Although, a few years ago, a couple of friends of mine were working on their masters theses in non-computer related fields (literature and biology), they complained about Word and its tendency to get somewhat "wonky" when working with very large documents (I am glad I have never had to experience such a task). I talked to them about the basic ideas behind the LaTeX workflow, that writing the text and doing layout/styling are straight from the start intended to be two separate concepts--you're either working on one or the other. And how the text content is also just that: a plain text file with a few document structure-related codes in it. A plain text file doesn't lose whole sections or mangles up chapters for no apparent reason.

I was surprised to hear their reaction, they were very intrigued and would have been readily prepared to learn the basics of LaTeX, if it meant getting that peace-of-mind: that writing a large chunk of text means that it is there, without a program doing behind-the-scenes modifications on it if you decide to move parts around, or so. I say "would have been" because they were already quite far in their theses so it would've made little sense to make the switch still.
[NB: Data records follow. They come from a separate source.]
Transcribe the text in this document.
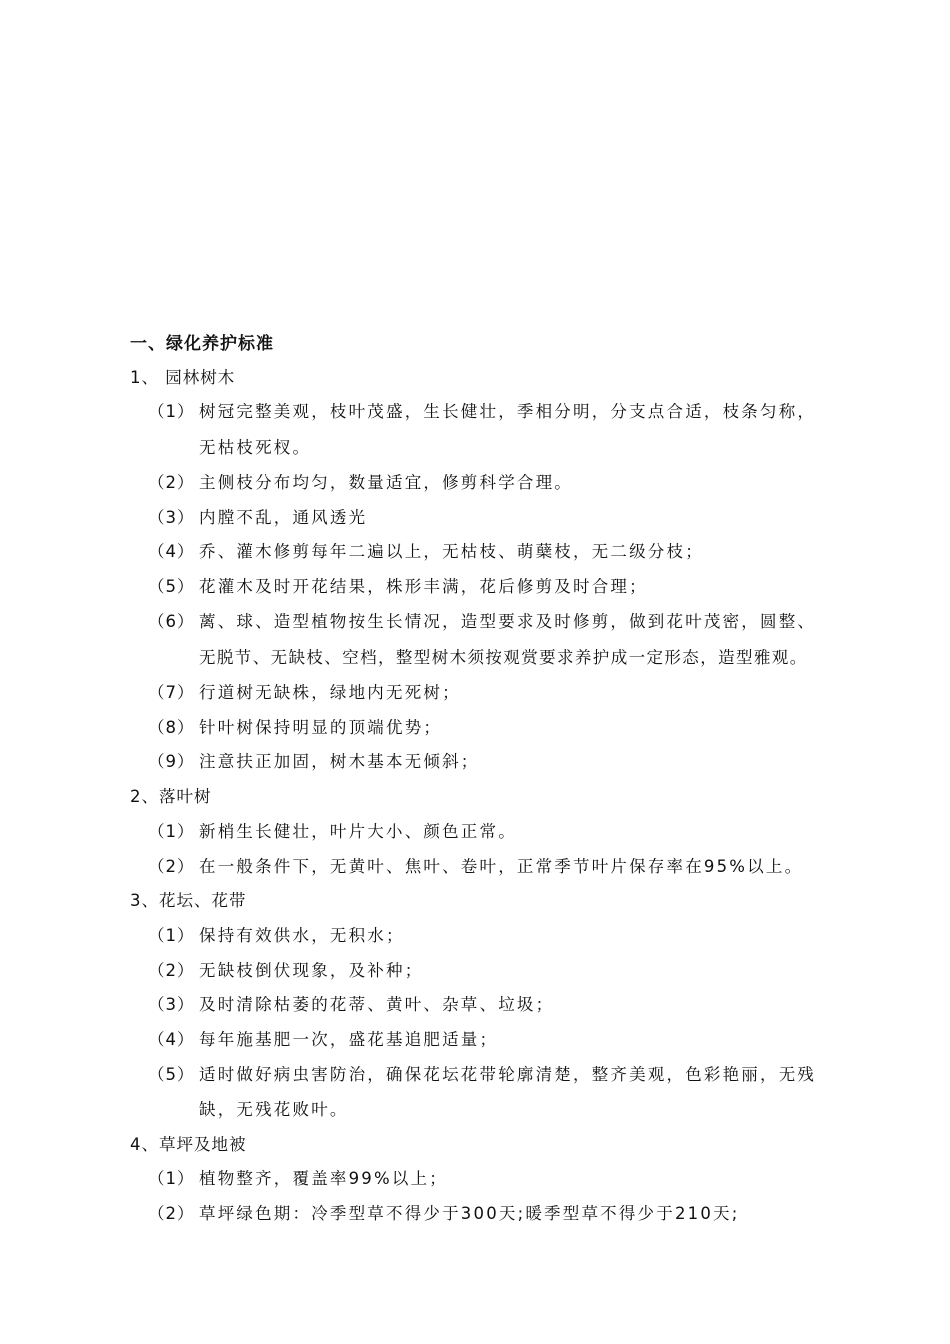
一、绿化养护标准
1、 园林树木
（1） 树冠完整美观，枝叶茂盛，生长健壮，季相分明，分支点合适，枝条匀称，
无枯枝死杈。
（2） 主侧枝分布均匀，数量适宜，修剪科学合理。
（3） 内膛不乱，通风透光
（4） 乔、灌木修剪每年二遍以上，无枯枝、萌蘖枝，无二级分枝；
（5） 花灌木及时开花结果，株形丰满，花后修剪及时合理；
（6） 蓠、球、造型植物按生长情况，造型要求及时修剪，做到花叶茂密，圆整、
无脱节、无缺枝、空档，整型树木须按观赏要求养护成一定形态，造型雅观。
（7） 行道树无缺株，绿地内无死树；
（8） 针叶树保持明显的顶端优势；
（9） 注意扶正加固，树木基本无倾斜；
2、落叶树
（1） 新梢生长健壮，叶片大小、颜色正常。
（2） 在一般条件下，无黄叶、焦叶、卷叶，正常季节叶片保存率在95%以上。
3、花坛、花带
（1） 保持有效供水，无积水；
（2） 无缺枝倒伏现象，及补种；
（3） 及时清除枯萎的花蒂、黄叶、杂草、垃圾；
（4） 每年施基肥一次，盛花基追肥适量；
（5） 适时做好病虫害防治，确保花坛花带轮廓清楚，整齐美观，色彩艳丽，无残
缺，无残花败叶。
4、草坪及地被
（1） 植物整齐，覆盖率99%以上；
（2） 草坪绿色期：冷季型草不得少于300天;暖季型草不得少于210天;
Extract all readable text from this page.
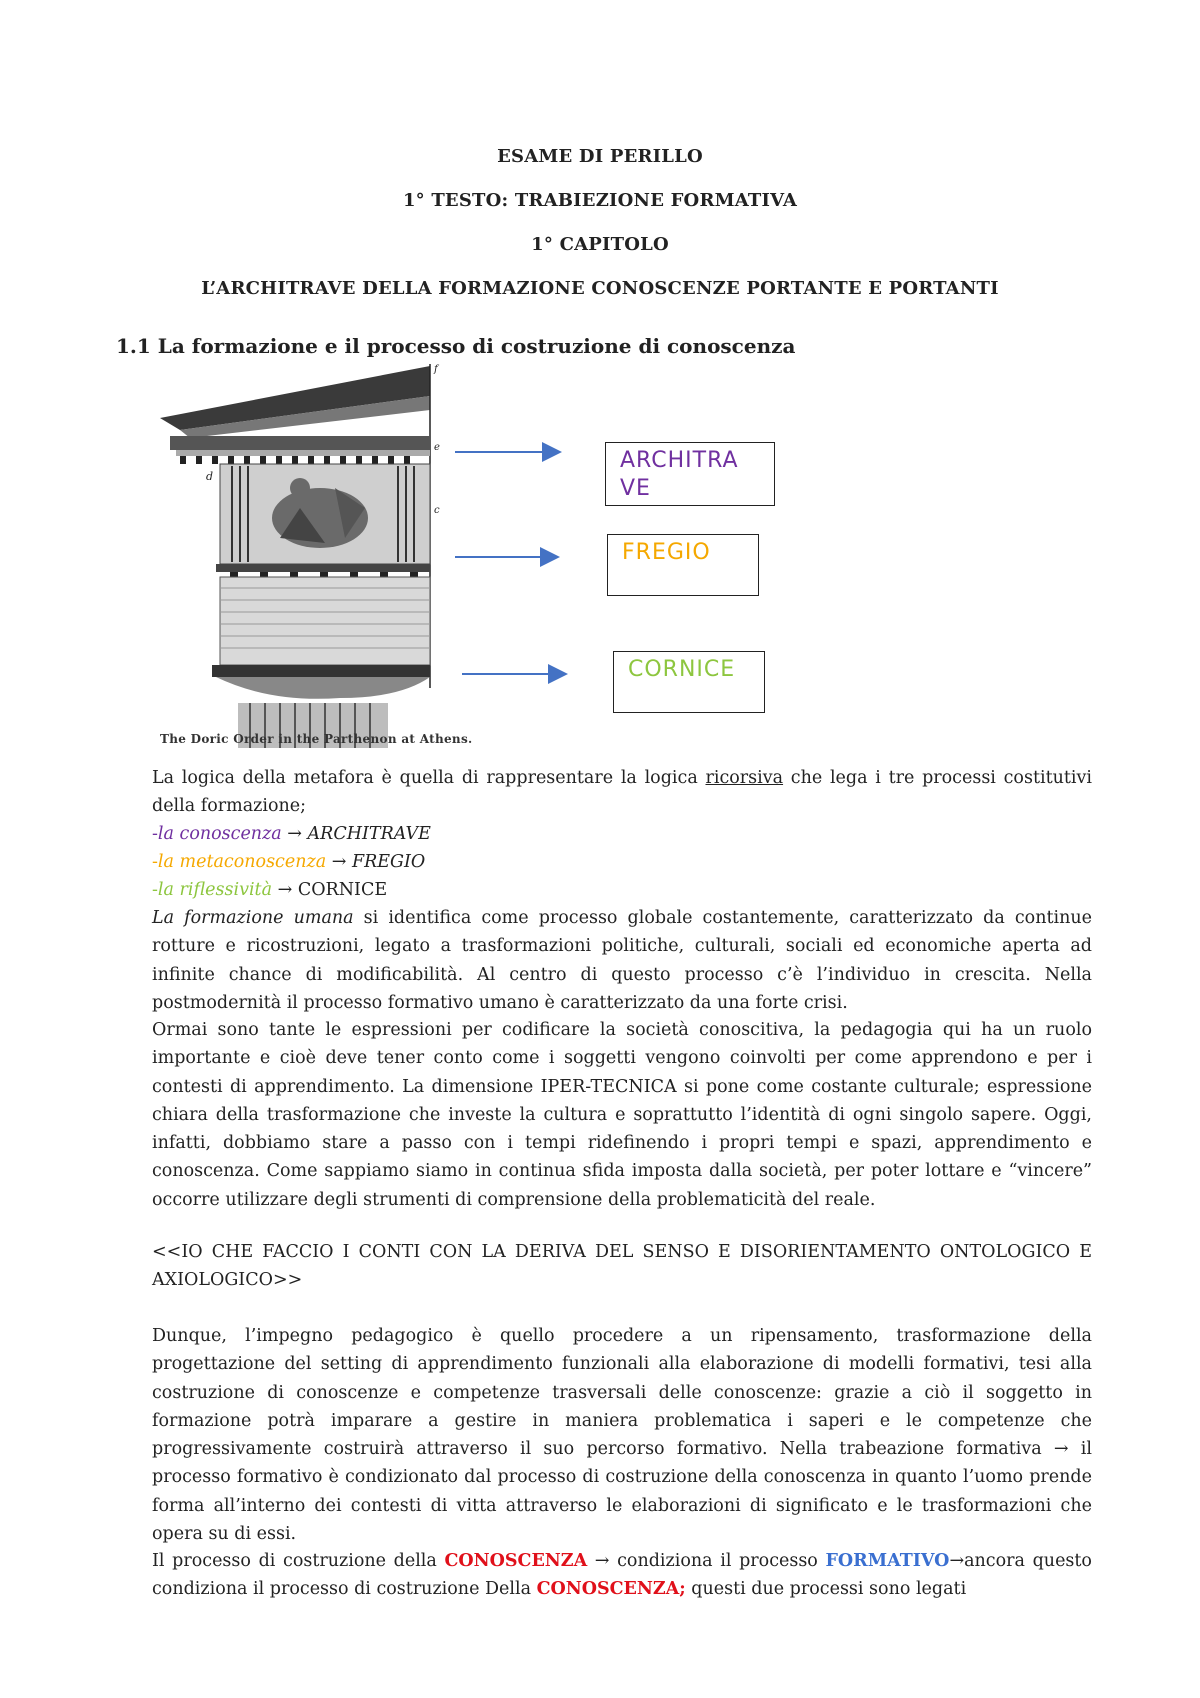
ESAME DI PERILLO
1° TESTO: TRABIEZIONE FORMATIVA
1° CAPITOLO
L’ARCHITRAVE DELLA FORMAZIONE CONOSCENZE PORTANTE E PORTANTI
1.1 La formazione e il processo di costruzione di conoscenza
f
e
d
c
The Doric Order in the Parthenon at Athens.
ARCHITRA VE
FREGIO
CORNICE
La logica della metafora è quella di rappresentare la logica ricorsiva che lega i tre processi costitutivi della formazione;
-la conoscenza → ARCHITRAVE
-la metaconoscenza → FREGIO
-la riflessività → CORNICE
La formazione umana si identifica come processo globale costantemente, caratterizzato da continue rotture e ricostruzioni, legato a trasformazioni politiche, culturali, sociali ed economiche aperta ad infinite chance di modificabilità. Al centro di questo processo c’è l’individuo in crescita. Nella postmodernità il processo formativo umano è caratterizzato da una forte crisi.
Ormai sono tante le espressioni per codificare la società conoscitiva, la pedagogia qui ha un ruolo importante e cioè deve tener conto come i soggetti vengono coinvolti per come apprendono e per i contesti di apprendimento. La dimensione IPER-TECNICA si pone come costante culturale; espressione chiara della trasformazione che investe la cultura e soprattutto l’identità di ogni singolo sapere. Oggi, infatti, dobbiamo stare a passo con i tempi ridefinendo i propri tempi e spazi, apprendimento e conoscenza. Come sappiamo siamo in continua sfida imposta dalla società, per poter lottare e “vincere” occorre utilizzare degli strumenti di comprensione della problematicità del reale.
<<IO CHE FACCIO I CONTI CON LA DERIVA DEL SENSO E DISORIENTAMENTO ONTOLOGICO E AXIOLOGICO>>
Dunque, l’impegno pedagogico è quello procedere a un ripensamento, trasformazione della progettazione del setting di apprendimento funzionali alla elaborazione di modelli formativi, tesi alla costruzione di conoscenze e competenze trasversali delle conoscenze: grazie a ciò il soggetto in formazione potrà imparare a gestire in maniera problematica i saperi e le competenze che progressivamente costruirà attraverso il suo percorso formativo. Nella trabeazione formativa → il processo formativo è condizionato dal processo di costruzione della conoscenza in quanto l’uomo prende forma all’interno dei contesti di vitta attraverso le elaborazioni di significato e le trasformazioni che opera su di essi.
Il processo di costruzione della CONOSCENZA → condiziona il processo FORMATIVO→ancora questo condiziona il processo di costruzione Della CONOSCENZA; questi due processi sono legati
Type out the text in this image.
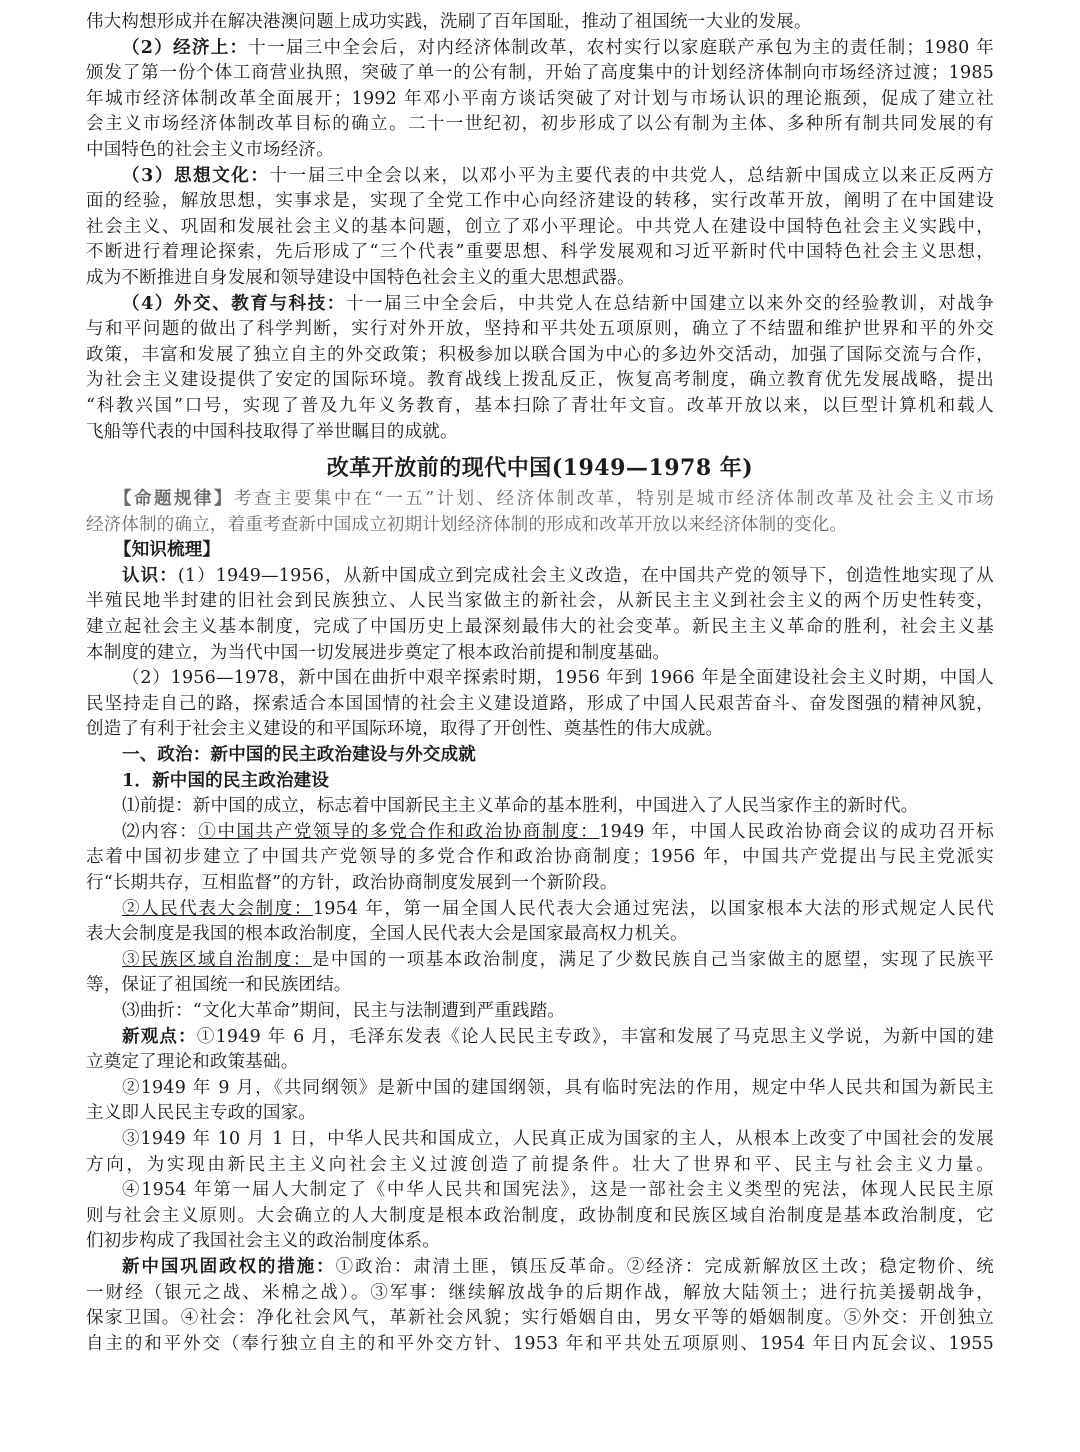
伟大构想形成并在解决港澳问题上成功实践，洗刷了百年国耻，推动了祖国统一大业的发展。
（2）经济上：十一届三中全会后，对内经济体制改革，农村实行以家庭联产承包为主的责任制；1980 年
颁发了第一份个体工商营业执照，突破了单一的公有制，开始了高度集中的计划经济体制向市场经济过渡；1985
年城市经济体制改革全面展开；1992 年邓小平南方谈话突破了对计划与市场认识的理论瓶颈，促成了建立社
会主义市场经济体制改革目标的确立。二十一世纪初，初步形成了以公有制为主体、多种所有制共同发展的有
中国特色的社会主义市场经济。
（3）思想文化：十一届三中全会以来，以邓小平为主要代表的中共党人，总结新中国成立以来正反两方
面的经验，解放思想，实事求是，实现了全党工作中心向经济建设的转移，实行改革开放，阐明了在中国建设
社会主义、巩固和发展社会主义的基本问题，创立了邓小平理论。中共党人在建设中国特色社会主义实践中，
不断进行着理论探索，先后形成了“三个代表”重要思想、科学发展观和习近平新时代中国特色社会主义思想，
成为不断推进自身发展和领导建设中国特色社会主义的重大思想武器。
（4）外交、教育与科技：十一届三中全会后，中共党人在总结新中国建立以来外交的经验教训，对战争
与和平问题的做出了科学判断，实行对外开放，坚持和平共处五项原则，确立了不结盟和维护世界和平的外交
政策，丰富和发展了独立自主的外交政策；积极参加以联合国为中心的多边外交活动，加强了国际交流与合作，
为社会主义建设提供了安定的国际环境。教育战线上拨乱反正，恢复高考制度，确立教育优先发展战略，提出
“科教兴国”口号，实现了普及九年义务教育，基本扫除了青壮年文盲。改革开放以来，以巨型计算机和载人
飞船等代表的中国科技取得了举世瞩目的成就。
改革开放前的现代中国(1949—1978 年)
【命题规律】考查主要集中在“一五”计划、经济体制改革，特别是城市经济体制改革及社会主义市场
经济体制的确立，着重考查新中国成立初期计划经济体制的形成和改革开放以来经济体制的变化。
【知识梳理】
认识：(1）1949—1956，从新中国成立到完成社会主义改造，在中国共产党的领导下，创造性地实现了从
半殖民地半封建的旧社会到民族独立、人民当家做主的新社会，从新民主主义到社会主义的两个历史性转变，
建立起社会主义基本制度，完成了中国历史上最深刻最伟大的社会变革。新民主主义革命的胜利，社会主义基
本制度的建立，为当代中国一切发展进步奠定了根本政治前提和制度基础。
（2）1956—1978，新中国在曲折中艰辛探索时期，1956 年到 1966 年是全面建设社会主义时期，中国人
民坚持走自己的路，探索适合本国国情的社会主义建设道路，形成了中国人民艰苦奋斗、奋发图强的精神风貌，
创造了有利于社会主义建设的和平国际环境，取得了开创性、奠基性的伟大成就。
一、政治：新中国的民主政治建设与外交成就
1．新中国的民主政治建设
⑴前提：新中国的成立，标志着中国新民主主义革命的基本胜利，中国进入了人民当家作主的新时代。
⑵内容：①中国共产党领导的多党合作和政治协商制度：1949 年，中国人民政治协商会议的成功召开标
志着中国初步建立了中国共产党领导的多党合作和政治协商制度；1956 年，中国共产党提出与民主党派实
行“长期共存，互相监督”的方针，政治协商制度发展到一个新阶段。
②人民代表大会制度：1954 年，第一届全国人民代表大会通过宪法，以国家根本大法的形式规定人民代
表大会制度是我国的根本政治制度，全国人民代表大会是国家最高权力机关。
③民族区域自治制度：是中国的一项基本政治制度，满足了少数民族自己当家做主的愿望，实现了民族平
等，保证了祖国统一和民族团结。
⑶曲折：“文化大革命”期间，民主与法制遭到严重践踏。
新观点：①1949 年 6 月，毛泽东发表《论人民民主专政》，丰富和发展了马克思主义学说，为新中国的建
立奠定了理论和政策基础。
②1949 年 9 月，《共同纲领》是新中国的建国纲领，具有临时宪法的作用，规定中华人民共和国为新民主
主义即人民民主专政的国家。
③1949 年 10 月 1 日，中华人民共和国成立，人民真正成为国家的主人，从根本上改变了中国社会的发展
方向，为实现由新民主主义向社会主义过渡创造了前提条件。壮大了世界和平、民主与社会主义力量。
④1954 年第一届人大制定了《中华人民共和国宪法》，这是一部社会主义类型的宪法，体现人民民主原
则与社会主义原则。大会确立的人大制度是根本政治制度，政协制度和民族区域自治制度是基本政治制度，它
们初步构成了我国社会主义的政治制度体系。
新中国巩固政权的措施：①政治：肃清土匪，镇压反革命。②经济：完成新解放区土改；稳定物价、统
一财经（银元之战、米棉之战）。③军事：继续解放战争的后期作战，解放大陆领土；进行抗美援朝战争，
保家卫国。④社会：净化社会风气，革新社会风貌；实行婚姻自由，男女平等的婚姻制度。⑤外交：开创独立
自主的和平外交（奉行独立自主的和平外交方针、1953 年和平共处五项原则、1954 年日内瓦会议、1955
Because that's really the point, isn't it? That's what annoys me about Word (and a lot of other word processing software btw), it just won't keep its fingers off my document, and all sorts of things happen under-the-hood. With LaTeX (and similar solutions, perhaps Markdown) the whole workflow is different: first you write the content, with some minimal markup and structuring codes, and that's a text file. It's yours and nobody, no software is going to touch it. It's source code. And only then you apply a program to it, in order to compile it to a display format. But that program will not touch your source.

I really like it that way. I understand it's not for everyone on the consumer market, but it's interesting to consider how different that paradigm is.